In 2004, a study looked at how Lewis rats' sensory vs motor nerve grafts affected the regeneration of a cut mixed nerve system (both motor and sensory nerves). It was noted that after 3 weeks, a mixed nerve defect had undergone substantial regeneration when paired with a motor nerve graft or a mixed nerve graft. In comparison, a sensory nerve graft was statistically less affective in regeneration, looking specifically at nerve fiber count, percent nerve, and nerve densities as the main three comparisons between the different grafts. This means that the best surgical practices in regenerating nerves regarding PMR is using a nerve graft that is either a motor or a combination nerve graft.

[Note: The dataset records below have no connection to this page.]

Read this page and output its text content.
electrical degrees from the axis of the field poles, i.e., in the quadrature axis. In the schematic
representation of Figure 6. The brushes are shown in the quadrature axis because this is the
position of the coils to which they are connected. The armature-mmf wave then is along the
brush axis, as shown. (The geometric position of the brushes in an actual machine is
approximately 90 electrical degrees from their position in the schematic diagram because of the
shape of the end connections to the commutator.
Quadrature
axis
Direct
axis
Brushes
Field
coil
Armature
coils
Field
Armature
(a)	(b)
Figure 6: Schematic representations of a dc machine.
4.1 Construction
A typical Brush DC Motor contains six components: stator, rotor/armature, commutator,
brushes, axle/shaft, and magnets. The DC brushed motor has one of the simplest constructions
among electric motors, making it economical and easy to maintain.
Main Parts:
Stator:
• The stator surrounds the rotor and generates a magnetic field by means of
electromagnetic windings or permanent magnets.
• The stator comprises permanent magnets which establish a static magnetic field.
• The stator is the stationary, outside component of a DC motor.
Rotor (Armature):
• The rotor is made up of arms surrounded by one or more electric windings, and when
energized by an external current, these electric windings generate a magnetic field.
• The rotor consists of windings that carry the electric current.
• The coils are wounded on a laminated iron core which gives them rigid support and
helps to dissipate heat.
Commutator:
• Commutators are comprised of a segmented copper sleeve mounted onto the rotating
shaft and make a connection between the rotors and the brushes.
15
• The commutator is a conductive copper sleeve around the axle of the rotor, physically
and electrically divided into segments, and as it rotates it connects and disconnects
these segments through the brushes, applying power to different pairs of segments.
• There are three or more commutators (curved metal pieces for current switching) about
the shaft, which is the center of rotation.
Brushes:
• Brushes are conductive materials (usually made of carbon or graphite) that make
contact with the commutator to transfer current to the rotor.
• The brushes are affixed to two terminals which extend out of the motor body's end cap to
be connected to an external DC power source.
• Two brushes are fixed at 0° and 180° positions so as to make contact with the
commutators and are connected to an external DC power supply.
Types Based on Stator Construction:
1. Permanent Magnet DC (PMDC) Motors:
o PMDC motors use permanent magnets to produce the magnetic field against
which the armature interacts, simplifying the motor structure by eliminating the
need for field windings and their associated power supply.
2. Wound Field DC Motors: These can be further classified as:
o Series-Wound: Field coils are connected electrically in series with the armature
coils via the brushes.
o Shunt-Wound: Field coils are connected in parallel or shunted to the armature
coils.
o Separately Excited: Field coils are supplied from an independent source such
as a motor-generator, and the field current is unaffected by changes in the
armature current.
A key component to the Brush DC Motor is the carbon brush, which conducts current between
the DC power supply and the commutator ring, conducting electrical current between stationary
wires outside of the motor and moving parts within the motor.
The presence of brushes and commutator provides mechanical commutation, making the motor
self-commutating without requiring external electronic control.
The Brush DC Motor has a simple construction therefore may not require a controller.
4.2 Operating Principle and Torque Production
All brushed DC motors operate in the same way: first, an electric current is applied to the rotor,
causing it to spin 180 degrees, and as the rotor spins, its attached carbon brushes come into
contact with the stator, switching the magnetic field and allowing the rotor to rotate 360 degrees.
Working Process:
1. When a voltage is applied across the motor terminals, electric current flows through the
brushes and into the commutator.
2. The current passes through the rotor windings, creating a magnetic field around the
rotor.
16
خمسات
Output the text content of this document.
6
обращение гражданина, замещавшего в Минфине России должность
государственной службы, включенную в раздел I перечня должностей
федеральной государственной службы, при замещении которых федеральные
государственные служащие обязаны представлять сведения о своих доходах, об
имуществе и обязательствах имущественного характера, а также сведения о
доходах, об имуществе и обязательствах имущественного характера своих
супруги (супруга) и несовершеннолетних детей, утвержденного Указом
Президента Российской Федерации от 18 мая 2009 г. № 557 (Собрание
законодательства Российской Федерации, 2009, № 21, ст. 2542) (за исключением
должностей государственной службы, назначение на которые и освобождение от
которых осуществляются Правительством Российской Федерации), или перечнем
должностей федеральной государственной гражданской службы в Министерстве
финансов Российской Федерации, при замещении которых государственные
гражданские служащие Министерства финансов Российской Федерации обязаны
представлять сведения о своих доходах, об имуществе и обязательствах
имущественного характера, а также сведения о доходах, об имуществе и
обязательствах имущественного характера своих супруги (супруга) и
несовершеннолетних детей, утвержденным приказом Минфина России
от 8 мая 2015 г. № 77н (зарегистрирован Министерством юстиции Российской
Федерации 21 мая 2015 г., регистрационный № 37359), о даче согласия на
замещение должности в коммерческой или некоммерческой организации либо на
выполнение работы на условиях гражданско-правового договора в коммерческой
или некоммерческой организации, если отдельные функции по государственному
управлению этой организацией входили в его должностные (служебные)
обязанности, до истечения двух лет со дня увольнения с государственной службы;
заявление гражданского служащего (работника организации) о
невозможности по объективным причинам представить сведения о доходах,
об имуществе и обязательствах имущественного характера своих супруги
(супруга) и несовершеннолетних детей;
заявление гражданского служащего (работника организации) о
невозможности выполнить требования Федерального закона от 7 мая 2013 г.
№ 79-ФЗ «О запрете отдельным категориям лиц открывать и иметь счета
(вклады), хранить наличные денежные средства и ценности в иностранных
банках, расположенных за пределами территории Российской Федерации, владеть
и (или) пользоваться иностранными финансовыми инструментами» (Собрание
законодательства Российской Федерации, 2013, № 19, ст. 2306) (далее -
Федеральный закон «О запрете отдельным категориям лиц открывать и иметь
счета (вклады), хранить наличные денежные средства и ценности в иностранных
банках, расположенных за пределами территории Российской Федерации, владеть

In a study published in 2009, the terminal nerve branch size was investigated to see how it affected nerve regeneration. It was discovered that the branches of similar size initially regenerated about equally between cutaneous and muscular pathways, but after a while favored muscle branch paths. The study end results predicted that axonal collateral formation at the injured site being increased could increase regeneration accuracy. Understanding PMR affects would help overall in gaining a better understanding of the forces that influence the neuron repair, which was the overall conclusion of what was needed to help nerves functionally repair. This increasing understanding will overall impact surgical and repair processes with peripheral nerve repair. Though manipulation of axonal collateral formation may help, the further understanding of PMR will allow for the surgical practices and medical advances in nerve repair to continue developing.